IVORY MOON - "On The Edge Of Time" (Battle Hymns Records/SELF, 2005)
Non fatevi ingannare dalle facilonerie di molti entusiastici fans del metal sinfonico: gli IVORY MOON non sono la “next big thing”. Sono sì in tanti (sette), ma non hanno alcunché di grande.
Già il fatto che propongano il solito mélange power/neoclassico/tastieristico con doppie vocals ne fa un gruppo di second’ordine. Il fatto poi che suonino talvolta simili ai THERION o ai compatrioti SKYLARK e BEHOLDER (autentici campioni di antipatia, per quanto mi riguarda) non li rende neppure particolarmente appetibili per chi non è dentro a queste sonorità al 200%. Prendete parti a caso delle bands succitate, di MOON OF SORROW e primissimi NIGHTWISH; scuotete il mixer ed ecco servito l’aperitivo.
Come spesso accade si salvano (alla grande) le tastiere, di stampo pianistico, e le due asce di Fabrizio e Davide. Purtroppo non seguite dal resto della band, persa tra manierismi compositivi e loffie rimasticazioni di idee altrui. La sezione ritmica è negli standard del genere. Le due voci, che dovrebbero costituire il punto di forza, non si amalgamano, proseguendo su binari rigorosamente separati e talvolta tortuosi. L’ugola di Gianluca è affine a quella di Buddy Lackey (DEAD SOUL TRIBE), sebbene lontana dal suo lirismo contorto. Cecilia recita invece l’infelice ruolo della stereotipata “cantante d’opera al servizio del metallo” (taluni azzardano il termine “gothic”... perché, di grazia?). Puntuale e senza sbavature la prestazione dietro le pelli di Emanuele.

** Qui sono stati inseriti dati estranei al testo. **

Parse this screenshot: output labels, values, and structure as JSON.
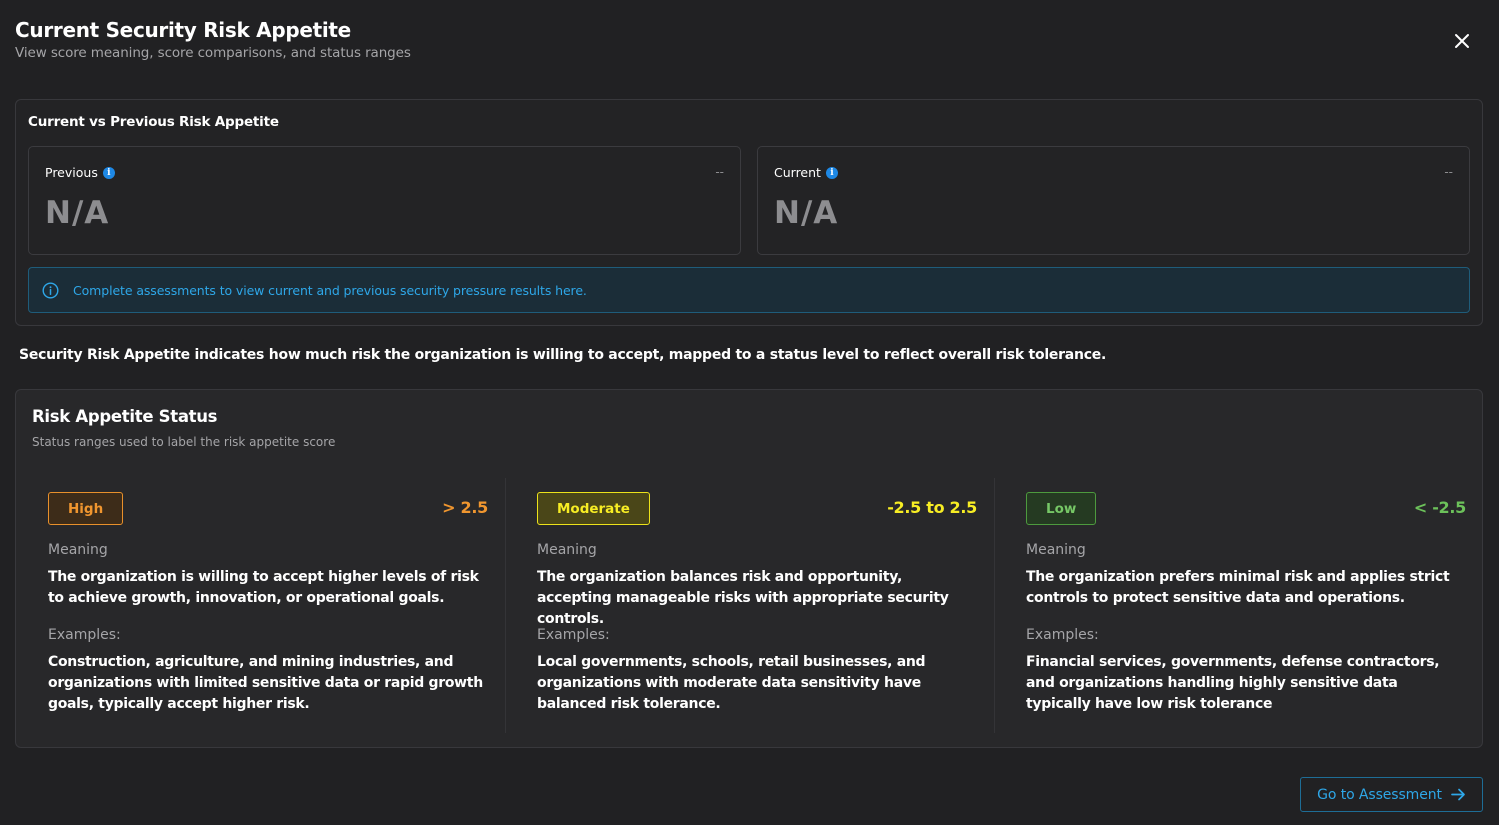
{
  "header": {
    "title": "Current Security Risk Appetite",
    "subtitle": "View score meaning, score comparisons, and status ranges",
    "close_icon": "close-icon"
  },
  "comparison": {
    "title": "Current vs Previous Risk Appetite",
    "previous": {
      "label": "Previous",
      "value": "N/A",
      "delta": "--",
      "icon": "info-icon"
    },
    "current": {
      "label": "Current",
      "value": "N/A",
      "delta": "--",
      "icon": "info-icon"
    },
    "banner_text": "Complete assessments to view current and previous security pressure results here."
  },
  "description": "Security Risk Appetite indicates how much risk the organization is willing to accept, mapped to a status level to reflect overall risk tolerance.",
  "status": {
    "title": "Risk Appetite Status",
    "subtitle": "Status ranges used to label the risk appetite score",
    "levels": [
      {
        "badge": "High",
        "range": "> 2.5",
        "meaning_label": "Meaning",
        "meaning": "The organization is willing to accept higher levels of risk to achieve growth, innovation, or operational goals.",
        "examples_label": "Examples:",
        "examples": "Construction, agriculture, and mining industries, and organizations with limited sensitive data or rapid growth goals, typically accept higher risk.",
        "color": "#f0962f"
      },
      {
        "badge": "Moderate",
        "range": "-2.5 to 2.5",
        "meaning_label": "Meaning",
        "meaning": "The organization balances risk and opportunity, accepting manageable risks with appropriate security controls.",
        "examples_label": "Examples:",
        "examples": "Local governments, schools, retail businesses, and organizations with moderate data sensitivity have balanced risk tolerance.",
        "color": "#f7ed24"
      },
      {
        "badge": "Low",
        "range": "< -2.5",
        "meaning_label": "Meaning",
        "meaning": "The organization prefers minimal risk and applies strict controls to protect sensitive data and operations.",
        "examples_label": "Examples:",
        "examples": "Financial services, governments, defense contractors, and organizations handling highly sensitive data typically have low risk tolerance",
        "color": "#6cc15a"
      }
    ]
  },
  "footer": {
    "button_label": "Go to Assessment",
    "button_icon": "arrow-right-icon",
    "accent": "#2ea7e8"
  }
}
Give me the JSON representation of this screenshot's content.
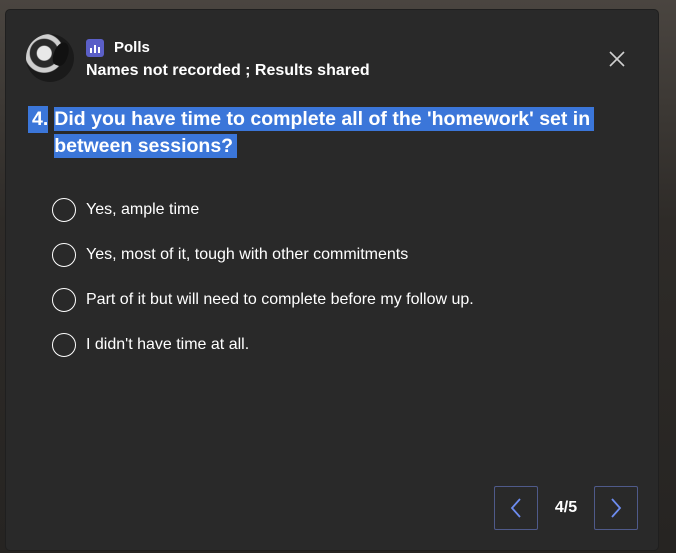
{
  "header": {
    "app_name": "Polls",
    "subtitle": "Names not recorded ; Results shared"
  },
  "icons": {
    "app": "polls-icon",
    "close": "close-icon",
    "prev": "chevron-left-icon",
    "next": "chevron-right-icon"
  },
  "colors": {
    "card_background": "#292929",
    "selection_highlight": "#3b76d9",
    "polls_icon": "#5b5fc7",
    "pager_border": "#4f5a8a"
  },
  "question": {
    "number": "4.",
    "text": "Did you have time to complete all of the 'homework' set in between sessions?"
  },
  "options": [
    {
      "label": "Yes, ample time",
      "selected": false
    },
    {
      "label": "Yes, most of it, tough with other commitments",
      "selected": false
    },
    {
      "label": "Part of it but will need to complete before my follow up.",
      "selected": false
    },
    {
      "label": "I didn't have time at all.",
      "selected": false
    }
  ],
  "pager": {
    "indicator": "4/5"
  }
}
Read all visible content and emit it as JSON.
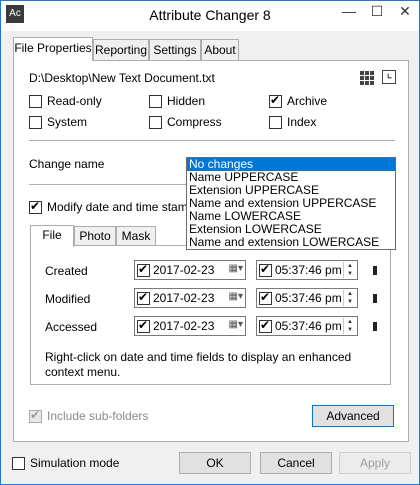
{
  "window": {
    "title": "Attribute Changer 8",
    "icon_text": "Ac",
    "controls": {
      "min": "—",
      "max": "☐",
      "close": "✕"
    }
  },
  "tabs": [
    {
      "label": "File Properties",
      "active": true
    },
    {
      "label": "Reporting",
      "active": false
    },
    {
      "label": "Settings",
      "active": false
    },
    {
      "label": "About",
      "active": false
    }
  ],
  "file_path": "D:\\Desktop\\New Text Document.txt",
  "attributes": [
    {
      "label": "Read-only",
      "checked": false
    },
    {
      "label": "Hidden",
      "checked": false
    },
    {
      "label": "Archive",
      "checked": true
    },
    {
      "label": "System",
      "checked": false
    },
    {
      "label": "Compress",
      "checked": false
    },
    {
      "label": "Index",
      "checked": false
    }
  ],
  "change_name": {
    "label": "Change name",
    "options": [
      "No changes",
      "Name UPPERCASE",
      "Extension UPPERCASE",
      "Name and extension UPPERCASE",
      "Name LOWERCASE",
      "Extension LOWERCASE",
      "Name and extension LOWERCASE"
    ],
    "selected_index": 0
  },
  "modify_dates": {
    "label": "Modify date and time stamps",
    "checked": true
  },
  "inner_tabs": [
    {
      "label": "File",
      "active": true
    },
    {
      "label": "Photo",
      "active": false
    },
    {
      "label": "Mask",
      "active": false
    }
  ],
  "date_rows": [
    {
      "label": "Created",
      "date": "2017-02-23",
      "time": "05:37:46 pm"
    },
    {
      "label": "Modified",
      "date": "2017-02-23",
      "time": "05:37:46 pm"
    },
    {
      "label": "Accessed",
      "date": "2017-02-23",
      "time": "05:37:46 pm"
    }
  ],
  "help_text": "Right-click on date and time fields to display an enhanced context menu.",
  "include_subfolders": {
    "label": "Include sub-folders",
    "checked": true,
    "disabled": true
  },
  "advanced_button": "Advanced",
  "simulation_mode": {
    "label": "Simulation mode",
    "checked": false
  },
  "buttons": {
    "ok": "OK",
    "cancel": "Cancel",
    "apply": "Apply"
  },
  "colors": {
    "accent": "#0078d7",
    "window_border": "#1e7ad6"
  }
}
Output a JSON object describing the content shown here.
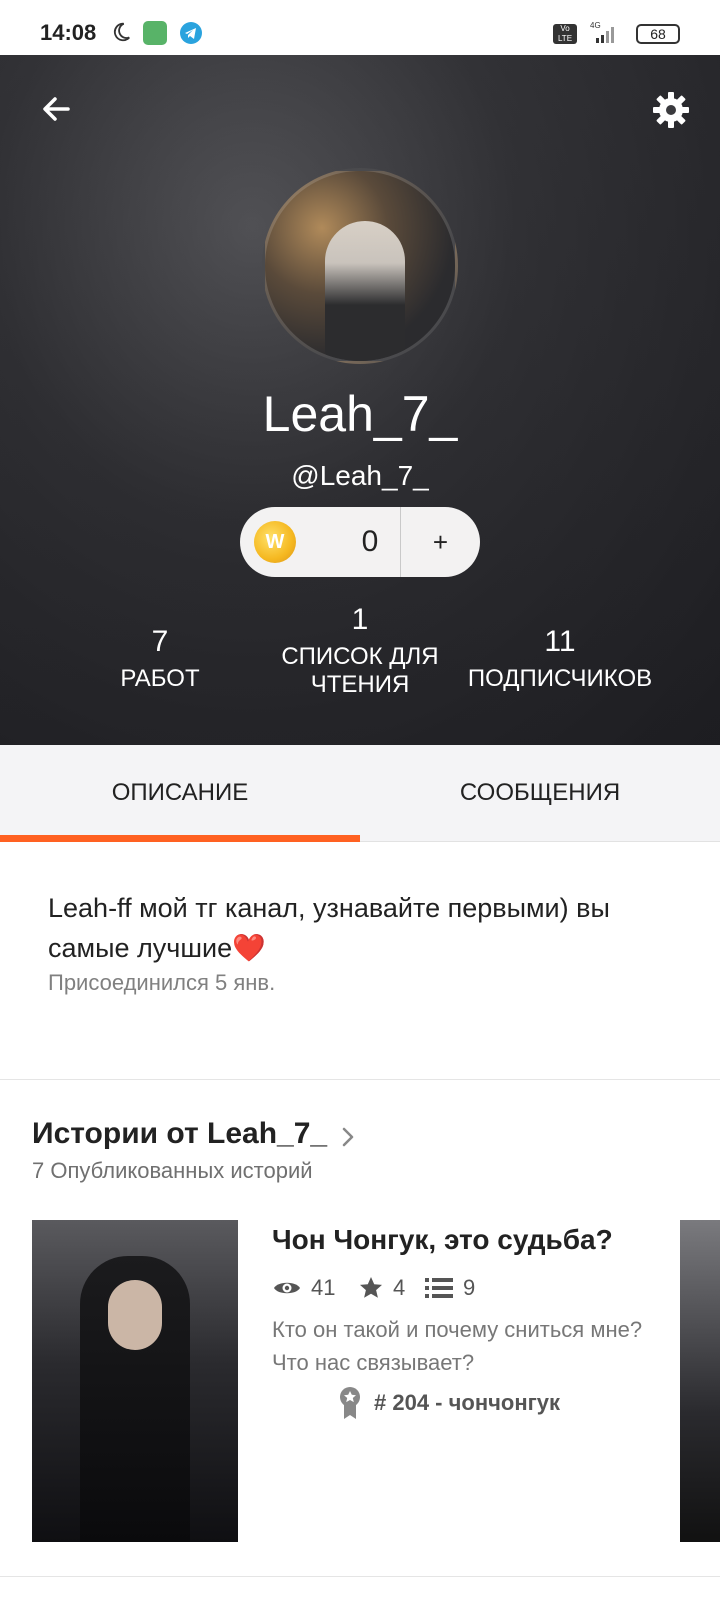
{
  "status_bar": {
    "time": "14:08",
    "battery": "68",
    "network": "4G",
    "volte": "Vo LTE"
  },
  "header": {
    "back_icon": "arrow-left",
    "settings_icon": "gear",
    "display_name": "Leah_7_",
    "handle": "@Leah_7_",
    "coins": {
      "value": "0",
      "plus": "+"
    },
    "stats": [
      {
        "value": "7",
        "label": "РАБОТ"
      },
      {
        "value": "1",
        "label": "СПИСОК ДЛЯ ЧТЕНИЯ"
      },
      {
        "value": "11",
        "label": "ПОДПИСЧИКОВ"
      }
    ]
  },
  "tabs": [
    {
      "label": "ОПИСАНИЕ",
      "active": true
    },
    {
      "label": "СООБЩЕНИЯ",
      "active": false
    }
  ],
  "about": {
    "text": "Leah-ff мой тг канал, узнавайте первыми) вы самые лучшие",
    "emoji": "❤️",
    "joined": "Присоединился 5 янв."
  },
  "stories_section": {
    "title": "Истории от Leah_7_",
    "subtitle": "7 Опубликованных историй",
    "story": {
      "title": "Чон Чонгук, это судьба?",
      "reads": "41",
      "votes": "4",
      "parts": "9",
      "description": "Кто он такой и почему сниться мне? Что нас связывает?",
      "rank": "# 204 - чончонгук"
    }
  },
  "colors": {
    "accent": "#ff6122",
    "heart": "#d7262b"
  }
}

Per saggiare il prodotto saltate a piè pari i primi due brani, infelici scelte d’apertura visto il seguito. Quando non strafanno, infatti, gli IVORY MOON trovano in una maggiore linearità il bandolo della matassa (“Lord Of Mountain”). Di pari passo, l’eccessiva quantità di carne al fuoco nuoce in più di un brano: che senso hanno, ad esempio, i growl totalmente fuori luogo di “Hell”? Anche le vocals maschili darkeggianti tentennano in più punti. É paradossalmente più agevole il ruolo di Cecilia, incastonata nel cliché più completo che la formula del soprano prevede.
Consiglierei poi “Milites Templi” a chi predilige atmosfere epico/guerresche di una certa tempra; ma con tutte le riserve sin qui espresse, voce maschile inclusa (ancora l’insopportabile e “amatoriale” growl). Gli ascoltatori dal cuore tenero potrebbero invece apprezzare la power ballad “Raining Tears”, mediamente ispirata.
Tutte le composizioni sono abbastanza lunghe, facendo affiorare inevitabilmente pesantezze e storture tipiche di una band ancora non focalizzata sul risultato. Lavorando, smussando e, soprattutto, sintetizzando, tale risultato arriverà.
Rimandati quindi, non bocciati, grazie al fatto che si tratta di un debutto, e con l’alibi che la produzione insufficiente può aver minato l’efficacia di certi passaggi. Comunque lo si guardi, “On The Edge Of Time” rimane un disco di livello medio. Fosse un demo, o un album uscito sette/otto anni fa, sarebbe più facile essere di bocca buona e sperticarsi in elogi. Nel 2005 le aspettative sono necessariamente un po’ più alte.